After talking with Peter I resumed my piano search, still pondering the moral question, but with a better sense of perspective. It was only when I did more research, though, that I discovered a new and tragic fact—all pianos have leather in them. All pianos??? All acoustic pianos, anyway. Little bits of leather get stuck into the action and the trapwork (that's piano lingo for keys and pedals). Nylon or plastic or rubber would probably work just as well, but leather is traditional, and in the piano business that seems to be pretty important. Now my dilemma had expanded from which piano to buy to whether I should buy a piano at all. Maybe I should even refuse to play anyone else's piano.

Casting the 'Net

It occurred to me that I probably wasn't the first vegetarian piano player to have this problem, and it turns out I'm not.
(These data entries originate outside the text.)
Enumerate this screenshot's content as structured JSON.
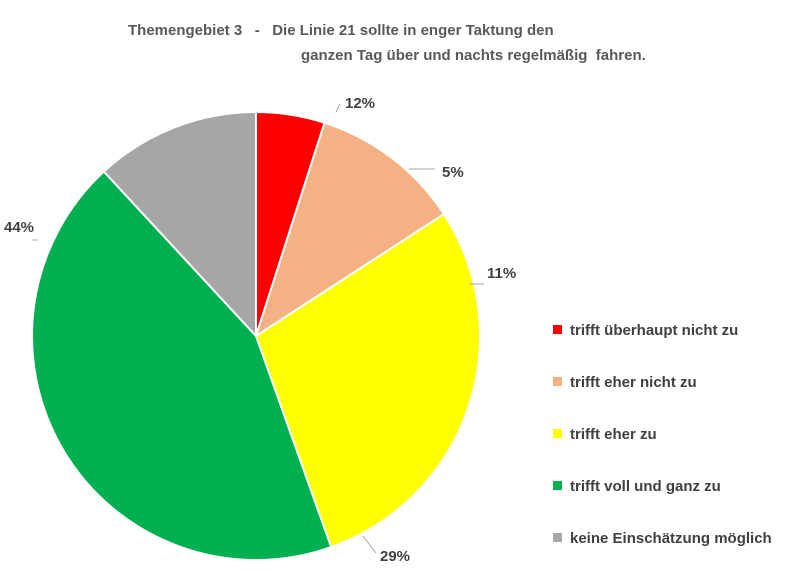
{
  "chart_data": {
    "type": "pie",
    "title_lines": [
      "Themengebiet 3   -   Die Linie 21 sollte in enger Taktung den",
      "ganzen Tag über und nachts regelmäßig  fahren."
    ],
    "start_angle_deg": 0,
    "direction": "clockwise",
    "legend_position": "right",
    "slices": [
      {
        "label": "trifft überhaupt nicht zu",
        "value": 5,
        "display": "5%",
        "color": "#FF0000"
      },
      {
        "label": "trifft eher nicht zu",
        "value": 11,
        "display": "11%",
        "color": "#F4B183"
      },
      {
        "label": "trifft eher zu",
        "value": 29,
        "display": "29%",
        "color": "#FFFF00"
      },
      {
        "label": "trifft voll und ganz zu",
        "value": 44,
        "display": "44%",
        "color": "#00B050"
      },
      {
        "label": "keine Einschätzung möglich",
        "value": 12,
        "display": "12%",
        "color": "#A6A6A6"
      }
    ]
  }
}
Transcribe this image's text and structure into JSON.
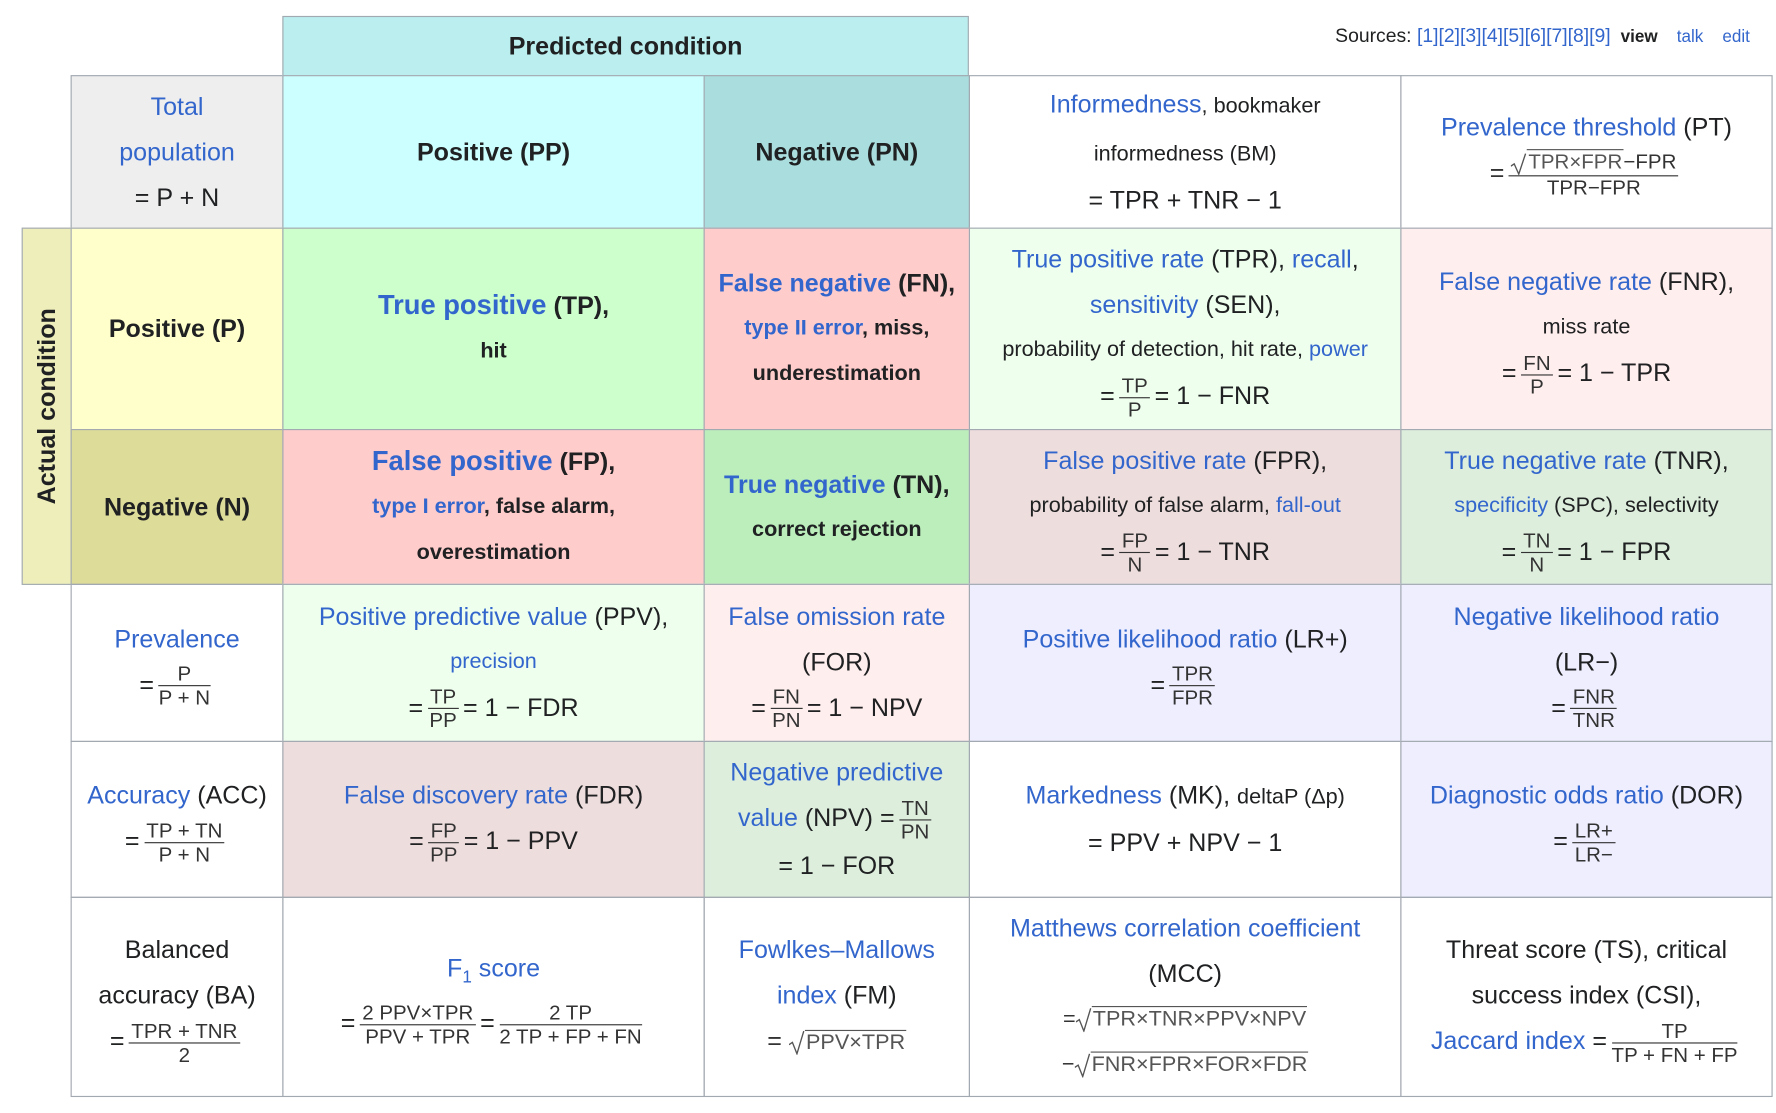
{
  "sources": {
    "label": "Sources:",
    "refs": [
      "[1]",
      "[2]",
      "[3]",
      "[4]",
      "[5]",
      "[6]",
      "[7]",
      "[8]",
      "[9]"
    ],
    "view": "view",
    "talk": "talk",
    "edit": "edit"
  },
  "table": {
    "predicted": "Predicted condition",
    "actual": "Actual condition",
    "rows": [
      [
        [
          "Total population",
          "= P + N"
        ],
        [
          "Positive (PP)"
        ],
        [
          "Negative (PN)"
        ],
        [
          "Informedness",
          ", bookmaker informedness (BM)",
          "= TPR + TNR − 1"
        ],
        [
          "Prevalence threshold",
          " (PT)",
          "=",
          "TPR×FPR",
          "−FPR",
          "TPR−FPR"
        ]
      ],
      [
        [
          "Positive (P)"
        ],
        [
          "True positive",
          " (TP),",
          "hit"
        ],
        [
          "False negative",
          " (FN),",
          "type II error",
          ", miss,",
          "underestimation"
        ],
        [
          "True positive rate",
          " (TPR), ",
          "recall",
          ",",
          "sensitivity",
          " (SEN),",
          "probability of detection, hit rate, ",
          "power",
          "=",
          "TP",
          "P",
          "= 1 − FNR"
        ],
        [
          "False negative rate",
          " (FNR),",
          "miss rate",
          "=",
          "FN",
          "P",
          "= 1 − TPR"
        ]
      ],
      [
        [
          "Negative (N)"
        ],
        [
          "False positive",
          " (FP),",
          "type I error",
          ", false alarm,",
          "overestimation"
        ],
        [
          "True negative",
          " (TN),",
          "correct rejection"
        ],
        [
          "False positive rate",
          " (FPR),",
          "probability of false alarm, ",
          "fall-out",
          "=",
          "FP",
          "N",
          "= 1 − TNR"
        ],
        [
          "True negative rate",
          " (TNR),",
          "specificity",
          " (SPC), selectivity",
          "=",
          "TN",
          "N",
          "= 1 − FPR"
        ]
      ],
      [
        [
          "Prevalence",
          "=",
          "P",
          "P + N"
        ],
        [
          "Positive predictive value",
          " (PPV),",
          "precision",
          "=",
          "TP",
          "PP",
          "= 1 − FDR"
        ],
        [
          "False omission rate",
          "(FOR)",
          "=",
          "FN",
          "PN",
          "= 1 − NPV"
        ],
        [
          "Positive likelihood ratio",
          " (LR+)",
          "=",
          "TPR",
          "FPR"
        ],
        [
          "Negative likelihood ratio",
          "(LR−)",
          "=",
          "FNR",
          "TNR"
        ]
      ],
      [
        [
          "Accuracy",
          " (ACC)",
          "=",
          "TP + TN",
          "P + N"
        ],
        [
          "False discovery rate",
          " (FDR)",
          "=",
          "FP",
          "PP",
          "= 1 − PPV"
        ],
        [
          "Negative predictive value",
          " (NPV) =",
          "TN",
          "PN",
          "= 1 − FOR"
        ],
        [
          "Markedness",
          " (MK), ",
          "deltaP (Δp)",
          "= PPV + NPV − 1"
        ],
        [
          "Diagnostic odds ratio",
          " (DOR)",
          "=",
          "LR+",
          "LR−"
        ]
      ],
      [
        [
          "Balanced accuracy (BA)",
          "=",
          "TPR + TNR",
          "2"
        ],
        [
          "F",
          "1",
          " score",
          "=",
          "2 PPV×TPR",
          "PPV + TPR",
          "=",
          "2 TP",
          "2 TP + FP + FN"
        ],
        [
          "Fowlkes–Mallows index",
          " (FM)",
          "=",
          "PPV×TPR"
        ],
        [
          "Matthews correlation coefficient",
          "(MCC)",
          "=",
          "TPR×TNR×PPV×NPV",
          "−",
          "FNR×FPR×FOR×FDR"
        ],
        [
          "Threat score (TS), critical success index (CSI),",
          "Jaccard index",
          " =",
          "TP",
          "TP + FN + FP"
        ]
      ]
    ]
  }
}
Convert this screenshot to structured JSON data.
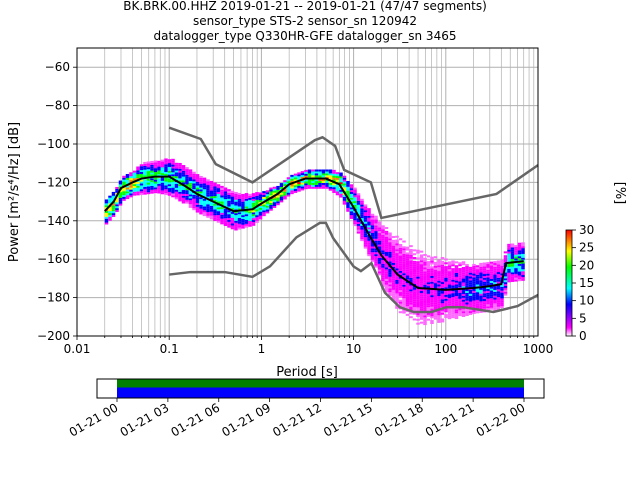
{
  "chart_data": {
    "type": "heatmap",
    "title_lines": [
      "BK.BRK.00.HHZ   2019-01-21 -- 2019-01-21  (47/47 segments)",
      "sensor_type STS-2 sensor_sn 120942",
      "datalogger_type Q330HR-GFE datalogger_sn 3465"
    ],
    "xlabel": "Period [s]",
    "ylabel": "Power [m²/s⁴/Hz] [dB]",
    "xscale": "log",
    "xlim": [
      0.01,
      1000
    ],
    "ylim": [
      -200,
      -50
    ],
    "xticks": [
      {
        "v": 0.01,
        "label": "0.01"
      },
      {
        "v": 0.1,
        "label": "0.1"
      },
      {
        "v": 1,
        "label": "1"
      },
      {
        "v": 10,
        "label": "10"
      },
      {
        "v": 100,
        "label": "100"
      },
      {
        "v": 1000,
        "label": "1000"
      }
    ],
    "yticks": [
      {
        "v": -60,
        "label": "−60"
      },
      {
        "v": -80,
        "label": "−80"
      },
      {
        "v": -100,
        "label": "−100"
      },
      {
        "v": -120,
        "label": "−120"
      },
      {
        "v": -140,
        "label": "−140"
      },
      {
        "v": -160,
        "label": "−160"
      },
      {
        "v": -180,
        "label": "−180"
      },
      {
        "v": -200,
        "label": "−200"
      }
    ],
    "grid": true,
    "median_curve": {
      "period": [
        0.02,
        0.025,
        0.03,
        0.04,
        0.05,
        0.07,
        0.1,
        0.15,
        0.2,
        0.3,
        0.5,
        0.8,
        1,
        1.5,
        2,
        3,
        5,
        7,
        10,
        15,
        20,
        30,
        50,
        100,
        200,
        300,
        400,
        450,
        700
      ],
      "db": [
        -135,
        -130,
        -123,
        -120,
        -118,
        -117,
        -117,
        -122,
        -126,
        -130,
        -135,
        -134,
        -131,
        -126,
        -121,
        -118,
        -118,
        -121,
        -133,
        -148,
        -158,
        -168,
        -175,
        -176,
        -175,
        -174,
        -173,
        -162,
        -161
      ]
    },
    "pdf_spread_db": [
      4,
      4,
      4,
      4,
      5,
      5,
      6,
      6,
      6,
      6,
      6,
      5,
      4,
      3,
      3,
      3,
      3,
      4,
      6,
      8,
      10,
      12,
      12,
      10,
      8,
      8,
      8,
      6,
      6
    ],
    "nhnm": {
      "name": "NHNM",
      "period": [
        0.1,
        0.22,
        0.32,
        0.8,
        3.8,
        4.6,
        6.3,
        7.9,
        15.4,
        20,
        354.8,
        1000
      ],
      "db": [
        -91.5,
        -97.4,
        -110.5,
        -120,
        -98,
        -96.5,
        -101,
        -113.5,
        -120,
        -138.5,
        -126,
        -111
      ]
    },
    "nlnm": {
      "name": "NLNM",
      "period": [
        0.1,
        0.17,
        0.4,
        0.8,
        1.24,
        2.4,
        4.3,
        5,
        6,
        10,
        12,
        15.6,
        21.9,
        31.6,
        45,
        70,
        101,
        154,
        328,
        600,
        1000
      ],
      "db": [
        -168,
        -166.7,
        -166.7,
        -169.2,
        -163.7,
        -148.6,
        -141.1,
        -141.1,
        -149,
        -163.8,
        -166.2,
        -162.1,
        -177.5,
        -185,
        -187.5,
        -187.5,
        -185,
        -185,
        -187.5,
        -184.4,
        -178.6
      ]
    },
    "colorbar": {
      "label": "[%]",
      "range": [
        0,
        30
      ],
      "ticks": [
        "0",
        "5",
        "10",
        "15",
        "20",
        "25",
        "30"
      ],
      "colors": [
        "#ffffff",
        "#ff00ff",
        "#0000ff",
        "#00ffff",
        "#00ff00",
        "#ffff00",
        "#ff0000"
      ]
    },
    "timeline": {
      "ticks": [
        "01-21 00",
        "01-21 03",
        "01-21 06",
        "01-21 09",
        "01-21 12",
        "01-21 15",
        "01-21 18",
        "01-21 21",
        "01-22 00"
      ],
      "coverage_hours": [
        0,
        24
      ],
      "bar_colors": {
        "top": "#008000",
        "bottom": "#0000ff"
      }
    },
    "colors": {
      "noise_model": "#666666",
      "median": "#000000",
      "grid": "#b0b0b0"
    }
  }
}
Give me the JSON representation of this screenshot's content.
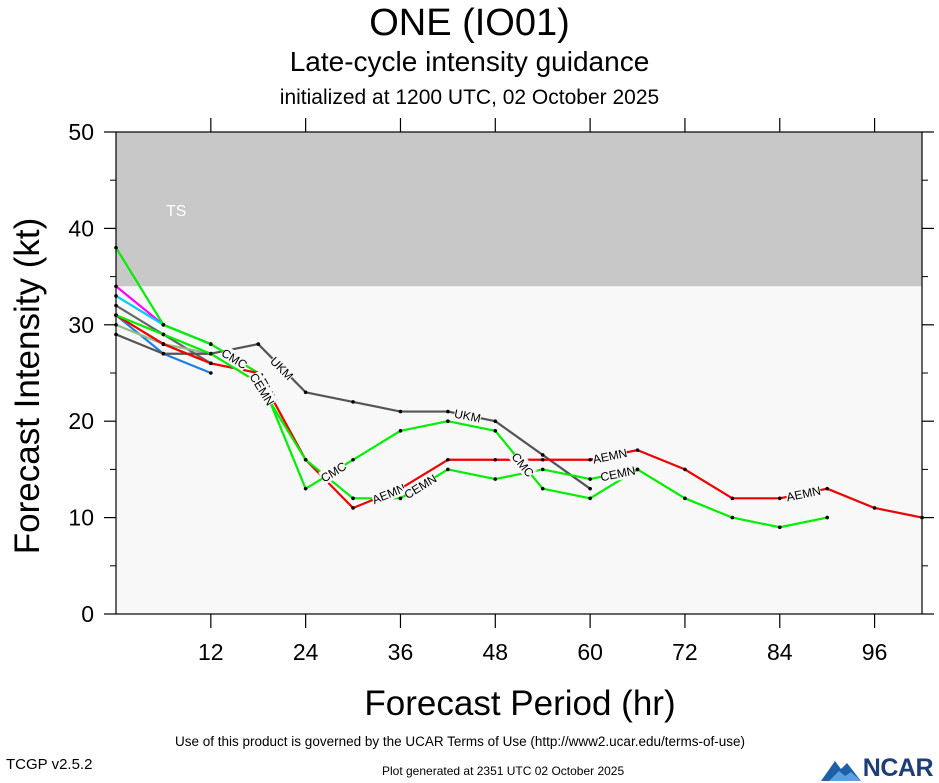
{
  "header": {
    "title": "ONE (IO01)",
    "subtitle": "Late-cycle intensity guidance",
    "initialized": "initialized at 1200 UTC, 02 October 2025"
  },
  "footer": {
    "terms": "Use of this product is governed by the UCAR Terms of Use (http://www2.ucar.edu/terms-of-use)",
    "version": "TCGP v2.5.2",
    "generated": "Plot generated at 2351 UTC   02 October 2025",
    "logo_text": "NCAR"
  },
  "chart_data": {
    "type": "line",
    "title": "ONE (IO01)",
    "subtitle": "Late-cycle intensity guidance",
    "xlabel": "Forecast Period (hr)",
    "ylabel": "Forecast Intensity (kt)",
    "xlim": [
      0,
      102
    ],
    "ylim": [
      0,
      50
    ],
    "xticks": [
      12,
      24,
      36,
      48,
      60,
      72,
      84,
      96
    ],
    "yticks": [
      0,
      10,
      20,
      30,
      40,
      50
    ],
    "bands": [
      {
        "label": "TS",
        "from": 34,
        "to": 50,
        "color": "#c8c8c8"
      }
    ],
    "plot_background": "#f8f8f8",
    "series": [
      {
        "name": "UKM",
        "color": "#555555",
        "x": [
          0,
          6,
          12,
          18,
          24,
          30,
          36,
          42,
          48,
          54,
          60
        ],
        "y": [
          29,
          27,
          27,
          28,
          23,
          22,
          21,
          21,
          20,
          16.5,
          13
        ],
        "labels": [
          {
            "at": 21,
            "text": "UKM"
          },
          {
            "at": 44.5,
            "text": "UKM"
          }
        ]
      },
      {
        "name": "CMC",
        "color": "#00ee00",
        "x": [
          0,
          6,
          12,
          18,
          24,
          30,
          36,
          42,
          48,
          54,
          60,
          66
        ],
        "y": [
          38,
          30,
          28,
          25,
          13,
          16,
          19,
          20,
          19,
          13,
          12,
          15
        ],
        "labels": [
          {
            "at": 15,
            "text": "CMC"
          },
          {
            "at": 27.5,
            "text": "CMC"
          },
          {
            "at": 51.5,
            "text": "CMC"
          }
        ]
      },
      {
        "name": "AEMN",
        "color": "#ee0000",
        "x": [
          0,
          6,
          12,
          18,
          24,
          30,
          36,
          42,
          48,
          54,
          60,
          66,
          72,
          78,
          84,
          90,
          96,
          102
        ],
        "y": [
          31,
          28,
          26,
          25,
          16,
          11,
          13,
          16,
          16,
          16,
          16,
          17,
          15,
          12,
          12,
          13,
          11,
          10
        ],
        "labels": [
          {
            "at": 19,
            "text": "AEMN"
          },
          {
            "at": 34.5,
            "text": "AEMN"
          },
          {
            "at": 62.5,
            "text": "AEMN"
          },
          {
            "at": 87,
            "text": "AEMN"
          }
        ]
      },
      {
        "name": "CEMN",
        "color": "#00ee00",
        "x": [
          0,
          6,
          12,
          18,
          24,
          30,
          36,
          42,
          48,
          54,
          60,
          66,
          72,
          78,
          84,
          90
        ],
        "y": [
          31,
          29,
          27,
          24,
          16,
          12,
          12,
          15,
          14,
          15,
          14,
          15,
          12,
          10,
          9,
          10
        ],
        "labels": [
          {
            "at": 18.5,
            "text": "CEMN"
          },
          {
            "at": 38.5,
            "text": "CEMN"
          },
          {
            "at": 63.5,
            "text": "CEMN"
          }
        ]
      },
      {
        "color": "#ff00ff",
        "x": [
          0,
          6
        ],
        "y": [
          34,
          30
        ],
        "labels": []
      },
      {
        "color": "#00ccff",
        "x": [
          0,
          6,
          12
        ],
        "y": [
          33,
          30,
          28
        ],
        "labels": []
      },
      {
        "color": "#1e7fe0",
        "x": [
          0,
          6,
          12
        ],
        "y": [
          31,
          27,
          25
        ],
        "labels": []
      },
      {
        "color": "#ff9900",
        "x": [
          0,
          6,
          12
        ],
        "y": [
          31,
          28,
          26
        ],
        "labels": []
      },
      {
        "color": "#666666",
        "x": [
          0,
          6,
          12
        ],
        "y": [
          32,
          29,
          26
        ],
        "labels": []
      },
      {
        "color": "#8fbc8f",
        "x": [
          0,
          6,
          12
        ],
        "y": [
          30,
          28,
          27
        ],
        "labels": []
      }
    ]
  }
}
On the Internet I found a vegan discussion group that had dealt with the issue. Unfortunately, they didn't reach any conclusions. There were comments everywhere from "it feels like I'm playing on a corpse" to the sarcastic "do you walk on the ground, or do you hover, to avoid causing needless pain to ants?"

A Resolution?

If you're looking for a resolution to this question, you've come to the wrong column. It seems to me, though, that Peter has a point—in a world that exploits animals at the slightest provocation, we just can't do everything. So maybe the trick is for each of us to find that combination of things (being a vegetarian is a really great start!) that minimizes our guilt, but still lets us lead an enjoyable and meaningful life. Rationalization is nothing to be proud of, but in a society where animal exploitation finds its way into tires and postage stamps, it may be necessary if a sensitive person is to keep his or her sanity.

No, I still haven't bought a piano. But I probably will at some point. When I do I'm sure I'll be making a little "extra" contribution to an animal rights organization for the privilege. Come to think of it, I probably won't be buying much film for a while either.